No pensamos mucho en la muerte porque es una idea molesta. Molesta sobre todo para los que vivimos bien, los privilegiados de la sociedad del bienestar. Olvidamos la muerte pero no olvidamos que queremos vivir. Pensar en vivir es algo así como pensar en la muerte en positivo. La muerte parece tan lejana que nuestra vanidad nos convence de que viviremos para siempre. Queremos vivir más y pagaríamos lo que fuera para lograrlo. Negamos la vejez y compramos todo tipo de remedios, cremas y pastillas para que no llegue.
La muerte
La literatura romántica es un extenso manual de fórmulas para engañar a la muerte desde la figura del vampiro al mito de Fausto. El desarrollo científico disparó la imaginación de los escritores que llenaron sus novelas con locos doctores cocinando pócimas en sus laboratorios en busca de la eternidad, como el Doctor Frankenstein o el Doctor Jekyll.
Pero si algo nos ha enseñado la literatura es que todos los que pretenden esquivar la muerte pagan un alto precio. El monstruo, la deformidad y la putrefacción son las consecuencias para aquellos que desafían a la naturaleza.
La sustancia
Ahora llega a los cines “La sustancia”, una nueva versión del elixir de la eterna juventud adaptada a las inquietudes actuales. Vivir para siempre ya no es suficiente, ahora se persigue el atractivo sexual, para seguir despertando el deseo de la sociedad digital.
“La sustancia” llega precedida de una exagerada polémica a causa de su explícita escatología. Si cogemos cubo y fregona y limpiamos toda la porquería de “La sustancia” nos queda un thriller bio-médico de clara inspiración literaria, en especial “El retrato de Dorian Gray”. Pero para contarlo su directora elige el peor camino posible, el de la experiencia extrema, un recurso de moda pero que personalmente me aburre.
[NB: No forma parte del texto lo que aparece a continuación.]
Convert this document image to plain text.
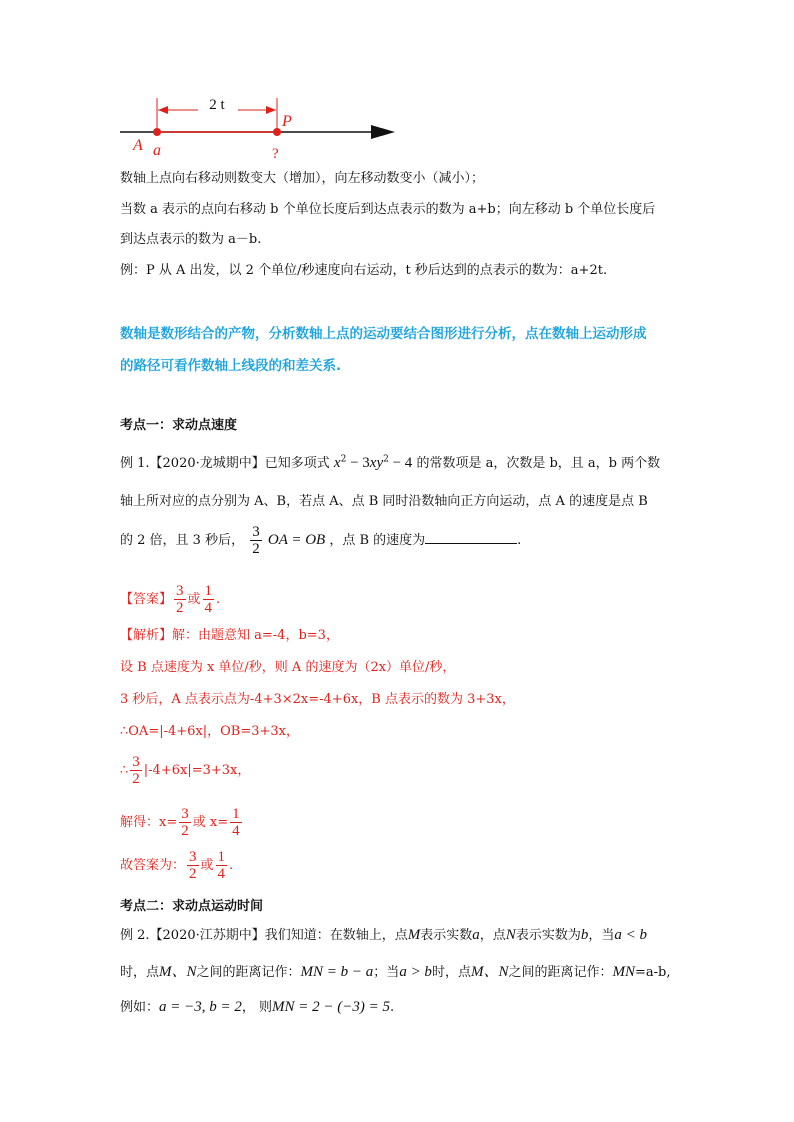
2 t
A a
P
?
数轴上点向右移动则数变大（增加），向左移动数变小（减小）；
当数 a 表示的点向右移动 b 个单位长度后到达点表示的数为 a+b；向左移动 b 个单位长度后
到达点表示的数为 a－b.
例：P 从 A 出发，以 2 个单位/秒速度向右运动，t 秒后达到的点表示的数为：a+2t.
数轴是数形结合的产物，分析数轴上点的运动要结合图形进行分析，点在数轴上运动形成
的路径可看作数轴上线段的和差关系.
考点一：求动点速度
例 1.【2020·龙城期中】已知多项式 $x^2 - 3xy^2 - 4$ 的常数项是 a，次数是 b，且 a，b 两个数
轴上所对应的点分别为 A、B，若点 A、点 B 同时沿数轴向正方向运动，点 A 的速度是点 B
的 2 倍，且 3 秒后， $\frac{3}{2}$ OA = OB ，点 B 的速度为	.
【答案】 $\frac{3}{2}$ 或 $\frac{1}{4}$ .
【解析】解：由题意知 a=-4，b=3，
设 B 点速度为 x 单位/秒，则 A 的速度为（2x）单位/秒，
3 秒后，A 点表示点为-4+3×2x=-4+6x，B 点表示的数为 3+3x，
∴OA=|-4+6x|，OB=3+3x，
∴ $\frac{3}{2} |-4+6x|=3+3x$，
解得：$x= \frac{3}{2}$ 或 $x= \frac{1}{4}$
故答案为： $\frac{3}{2}$ 或 $\frac{1}{4}$ .
考点二：求动点运动时间
例 2.【2020·江苏期中】我们知道：在数轴上，点M表示实数a，点N表示实数为b，当a < b
时，点M、N之间的距离记作：MN = b − a；当a > b时，点M、N之间的距离记作：MN=a-b,
例如：a = −3, b = 2， 则MN = 2 − (−3) = 5.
“La sustancia” arranca bien, con una intrigante claustrofobia inspirada en las atmósferas de David Lynch y David Cronenberg, pero degenera (literalmente) hacia el estilo llamado “flesh porn” más próximo a directores jóvenes como Gaspar Noe o Julia Ducournau.
El gran problema de “La sustancia”, como el de su propia protagonista, es la falta de equilibrio. Amparada en el sarcasmo que domina la película la directora Coralie Fargeat se salta su propio código de verosimilitud para dejarse llevar por el desenfreno visceral. La película pierde pie a medida que evoluciona hacia el sinsentido. Todo lo que pierde en coherencia lo gana en una aberración muy repetitiva. Un exceso formal, entre la abyección y el humor negro, que hace zozobrar el tono, que termina más cerca de la broma que de la trasgresión. El espectador no sabrá si reír, llorar o tomarse un jarabe contra el reflujo.
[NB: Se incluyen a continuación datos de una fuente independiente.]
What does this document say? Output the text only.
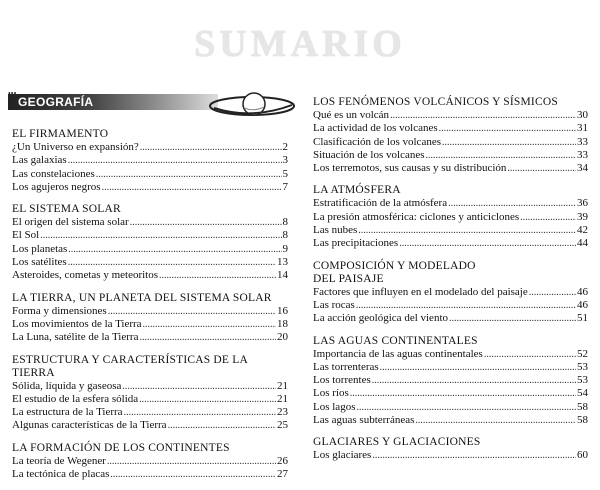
SUMARIO
GEOGRAFÍA
EL FIRMAMENTO
¿Un Universo en expansión? .....	2
Las galaxias .....	3
Las constelaciones .....	5
Los agujeros negros .....	7
EL SISTEMA SOLAR
El origen del sistema solar .....	8
El Sol .....	8
Los planetas .....	9
Los satélites .....	13
Asteroides, cometas y meteoritos .....	14
LA TIERRA, UN PLANETA DEL SISTEMA SOLAR
Forma y dimensiones .....	16
Los movimientos de la Tierra .....	18
La Luna, satélite de la Tierra .....	20
ESTRUCTURA Y CARACTERÍSTICAS DE LA TIERRA
Sólida, líquida y gaseosa .....	21
El estudio de la esfera sólida .....	21
La estructura de la Tierra .....	23
Algunas características de la Tierra .....	25
LA FORMACIÓN DE LOS CONTINENTES
La teoría de Wegener .....	26
La tectónica de placas .....	27
LOS FENÓMENOS VOLCÁNICOS Y SÍSMICOS
Qué es un volcán .....	30
La actividad de los volcanes .....	31
Clasificación de los volcanes .....	33
Situación de los volcanes .....	33
Los terremotos, sus causas y su distribución .....	34
LA ATMÓSFERA
Estratificación de la atmósfera .....	36
La presión atmosférica: ciclones y anticiclones .....	39
Las nubes .....	42
Las precipitaciones .....	44
COMPOSICIÓN Y MODELADO
DEL PAISAJE
Factores que influyen en el modelado del paisaje .....	46
Las rocas .....	46
La acción geológica del viento .....	51
LAS AGUAS CONTINENTALES
Importancia de las aguas continentales .....	52
Las torrenteras .....	53
Los torrentes .....	53
Los ríos .....	54
Los lagos .....	58
Las aguas subterráneas .....	58
GLACIARES Y GLACIACIONES
Los glaciares .....	60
Personalmente lo que me parece más chocante de “La sustancia” no es su festival de la carne, sino la forma en la que ha evolucionado el thriller bio-médico. Un género que, por norma, presentaba a un malvado doctor al frente de un misterioso hospital. El protagonista era un paciente que ignoraba estar en manos de un maquiavélico equipo médico que fingía cuidar de su salud. En “La sustancia” no hay doctor malvado. La protagonista es al mismo tiempo doctor y paciente de sí misma. Su única ayuda médica será una impersonal centralita de información al cliente. Un trasvase de responsabilidades que deja la película sin culpables. Por eso “La sustancia” no es tanto una crítica de la vanidad como la reafirmación de ese individualismo enfermizo que gobierna nuestra sociedad. Una soledad suicida a la sombra del liberalismo. “La sustancia” es a la medicina lo que IKEA a la carpintería, es decir: usted se apañe solito…la empresa se lava las manos.